CEQ has said that reversing those Trump-era tweaks is only the first phase of its planned rulemaking. In a second phase, the administration says, it plans to make more substantive changes that create "efficient and effective environmental reviews."
That leaves open the possibility that we'll get more productive reforms later on, says Dourado.
"Nobody says everything is fine in permitting world. I expect [the administration] to at least have some constructive ideas for how to improve permitting," he tells Reason.
The average Environmental Impact Statement—the most stringent level of review mandated by NEPA—takes 4.5 years to complete and runs around 669 pages. That's up from 2.2 years in the 1970s.
Dourado thinks the federal government should expand the use of categorical exclusions that allow projects to skip the NEPA process entirely. Chilson says Congress should take still more sweeping action if it really wants to pare back NEPA—which, he notes, can trip up a lot more than just infrastructure projects.
Everything from approval of new vaping products to forest management programs has to go through the NEPA process. Every year, federal agencies produce roughly 176 environmental impact statements and 10,000 environmental assessments (a less onerous version of NEPA review that can still take years).
Because "it's been interpreted so broadly, and because the federal government has a hand in the approval of so many things, many things that would otherwise be private changes now implicate NEPA and all the red tape that comes with it," says Chilson.
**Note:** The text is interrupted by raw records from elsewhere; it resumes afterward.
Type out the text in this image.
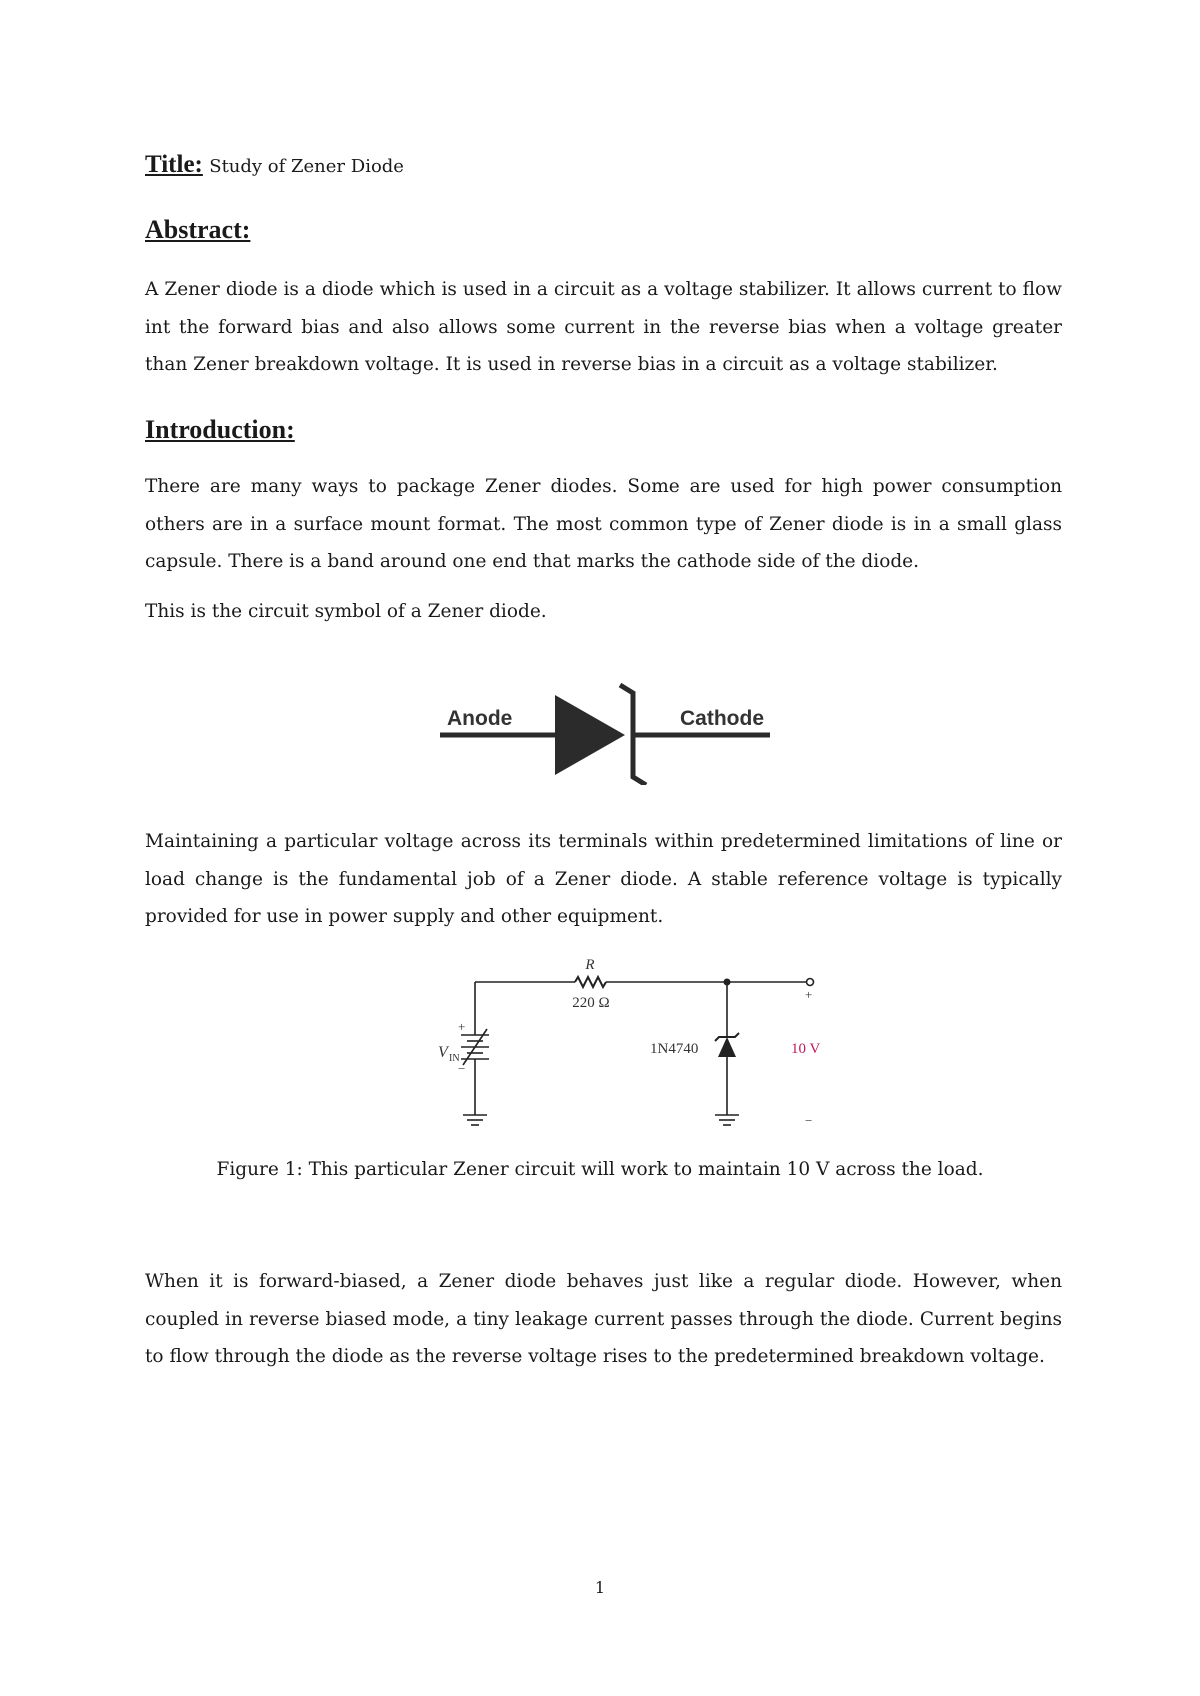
Title: Study of Zener Diode
Abstract:
A Zener diode is a diode which is used in a circuit as a voltage stabilizer. It allows current to flow int the forward bias and also allows some current in the reverse bias when a voltage greater than Zener breakdown voltage. It is used in reverse bias in a circuit as a voltage stabilizer.
Introduction:
There are many ways to package Zener diodes. Some are used for high power consumption others are in a surface mount format. The most common type of Zener diode is in a small glass capsule. There is a band around one end that marks the cathode side of the diode.
This is the circuit symbol of a Zener diode.
Anode	Cathode
Maintaining a particular voltage across its terminals within predetermined limitations of line or load change is the fundamental job of a Zener diode. A stable reference voltage is typically provided for use in power supply and other equipment.
R
220 Ω
V IN
+
−
1N4740
+
10 V
−
Figure 1: This particular Zener circuit will work to maintain 10 V across the load.
When it is forward-biased, a Zener diode behaves just like a regular diode. However, when coupled in reverse biased mode, a tiny leakage current passes through the diode. Current begins to flow through the diode as the reverse voltage rises to the predetermined breakdown voltage.
1
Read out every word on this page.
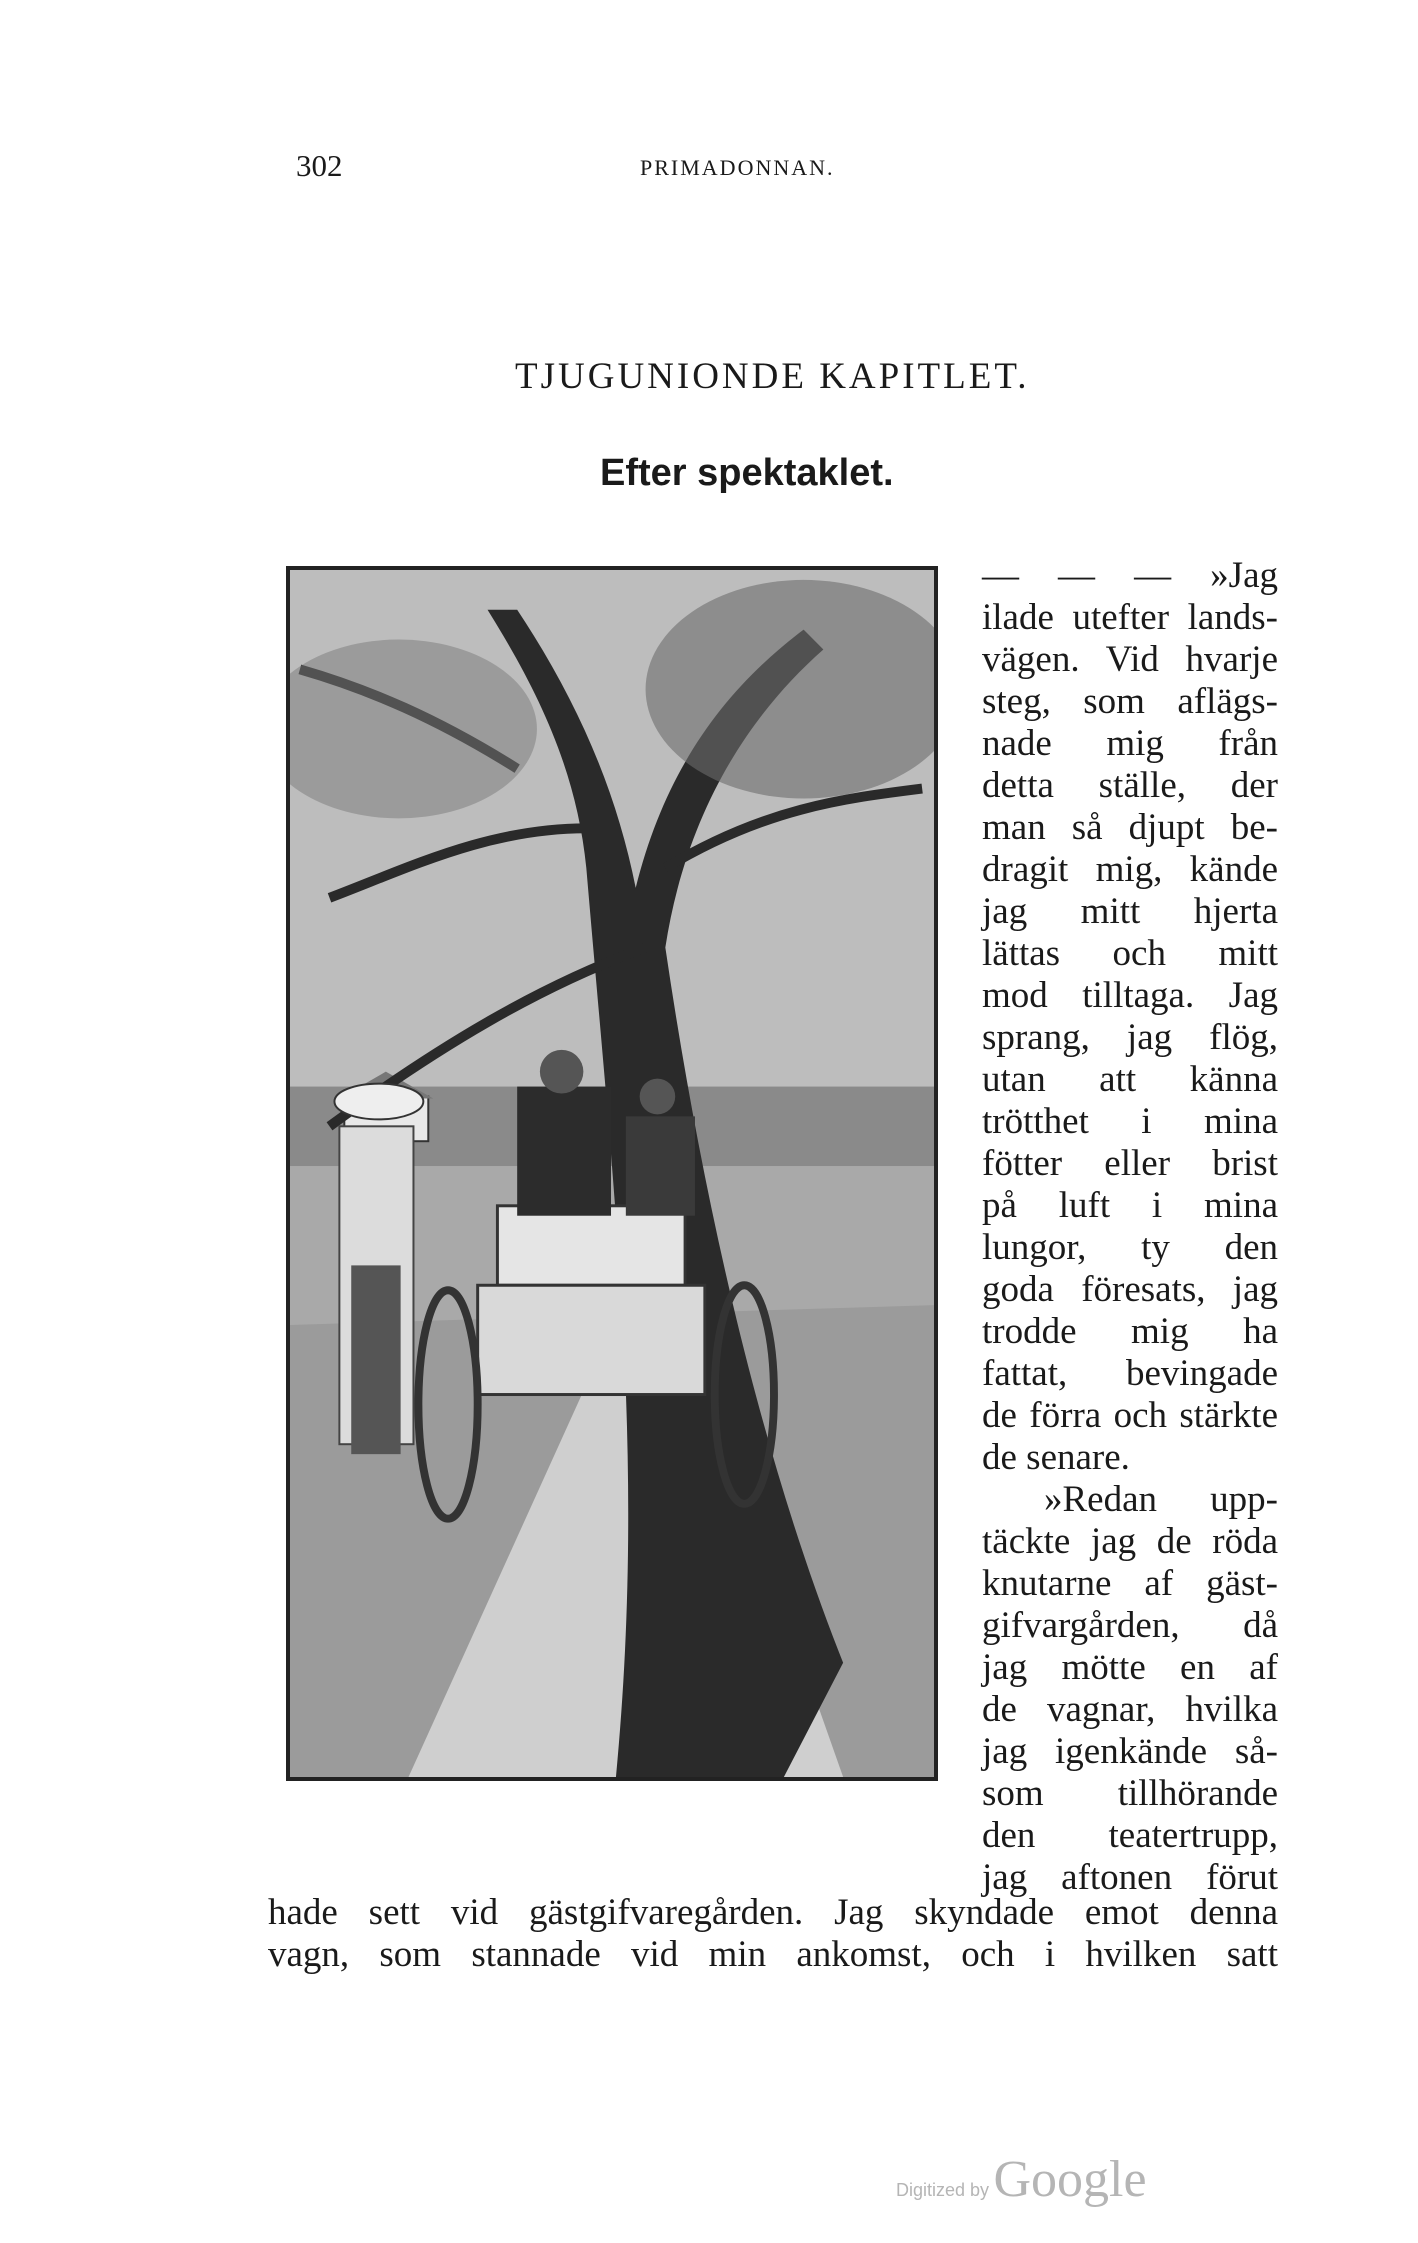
302	PRIMADONNAN.
TJUGUNIONDE KAPITLET.
Efter spektaklet.
— — — »Jag
ilade utefter lands-
vägen. Vid hvarje
steg, som aflägs-
nade mig från
detta ställe, der
man så djupt be-
dragit mig, kände
jag mitt hjerta
lättas och mitt
mod tilltaga. Jag
sprang, jag flög,
utan att känna
trötthet i mina
fötter eller brist
på luft i mina
lungor, ty den
goda föresats, jag
trodde mig ha
fattat, bevingade
de förra och stärkte
de senare.
»Redan upp-
täckte jag de röda
knutarne af gäst-
gifvargården, då
jag mötte en af
de vagnar, hvilka
jag igenkände så-
som tillhörande
den teatertrupp,
jag aftonen förut
hade sett vid gästgifvaregården. Jag skyndade emot denna
vagn, som stannade vid min ankomst, och i hvilken satt
Digitized by Google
Sens. Mike Lee (R–Utah), Ted Cruz (R–Texas), and Kevin Cramer (R–N.D.) have proposed a package of bills that would permanently streamline the NEPA process. The infrastructure bill passed by the Senate also includes an extension of some temporary NEPA streamlining measures.
Not all, or even most, of the new infrastructure spending Congress is mulling should be considered a wise investment. But Biden's proposed NEPA changes only ensure that more federal money will be spent on red tape.